Some horror concepts enter the popular consciousness and take on a life of their own. Oftentimes, these are cinematic manifestations of mythic or literary antecedents—the Frankenstein monster predated James Whale's 1931 film by over a century, though it's Boris Karloff whom readers tend to think of when re-visiting Mary Shelley's original. Other pop icons, like Dracula or the Wolf Man, are merely individual variations on long-known archetypes—while later, more human monsters like Norman Bates, Jason Voorhees, and Freddy Krueger have established an enormous cultural presence without transcending the films that made them famous. They are their personalities, not just their images; whereas older monsters seem to exist as pure icons, talismans of the unconsciousness. We know, without quite having to recognize on a personal level, a Dracula or a "Frankenstein" (the creature having taken on his creator's name in a kind of osmosis which The Fly would appreciate).

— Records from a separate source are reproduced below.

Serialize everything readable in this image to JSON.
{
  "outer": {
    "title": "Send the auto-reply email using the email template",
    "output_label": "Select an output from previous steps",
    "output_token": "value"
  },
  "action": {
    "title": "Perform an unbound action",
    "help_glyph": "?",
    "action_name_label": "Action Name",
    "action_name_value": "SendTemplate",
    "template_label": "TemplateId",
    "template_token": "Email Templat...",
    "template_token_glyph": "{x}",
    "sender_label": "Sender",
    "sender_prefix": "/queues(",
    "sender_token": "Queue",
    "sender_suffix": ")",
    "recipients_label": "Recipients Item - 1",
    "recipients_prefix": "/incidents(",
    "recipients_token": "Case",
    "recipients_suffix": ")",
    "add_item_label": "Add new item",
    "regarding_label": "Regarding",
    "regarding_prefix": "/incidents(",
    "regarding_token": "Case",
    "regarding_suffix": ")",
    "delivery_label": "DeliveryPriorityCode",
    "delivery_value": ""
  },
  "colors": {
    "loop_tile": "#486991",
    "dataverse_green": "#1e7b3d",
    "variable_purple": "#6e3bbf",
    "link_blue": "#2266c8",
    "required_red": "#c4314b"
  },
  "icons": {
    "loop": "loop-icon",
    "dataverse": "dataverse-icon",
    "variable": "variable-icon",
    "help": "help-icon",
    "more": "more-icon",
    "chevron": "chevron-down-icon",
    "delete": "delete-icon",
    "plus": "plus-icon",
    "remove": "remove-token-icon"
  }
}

Likewise, perhaps, The Fly. Even if one does not know the behavior of the mutant insect-human or the plot surrounding it, one probably recognizes and shivers at the image, the idea. First crafted by George Langelaan as a short story, the narrative—losing little in translation—was first presented onscreen in the 1958 film of the same name. In the movie, a scientist builds a teleportation device but in the process of disintegrating/reintegrating him across space, a fly buzzes into the machine and the confused computer mixes up the two creatures. This results in a dreadful fly-headed human, whose inner state detoriates until finally, with his wife's help, he has himself "swatted" by a gigantic hydraulic press.

Certainly this is the version which gave the "fly and man switch body parts" concept its widespread recognition. Whether nicked for a Ninja Turtles villain or parodied on The Simpsons, the fly-headed scientist is usually derived from the '58 version. David Cronenberg's 1986 remake is a bit knottier and headier, more difficult to pin down in a simple image or idea. It is itself a riff on the earlier film, so that's no surprise—yet it has its own distinct cultural legacy, and very much its own flavor. The two Flys share similar outlooks and tap into similar anxieties, but they take the material in different directions, demonstrating its potential for various tangents as well as differences between the 50s and the 80s (culturally and cinematically), and the distinctive stamp of David Cronenberg himself.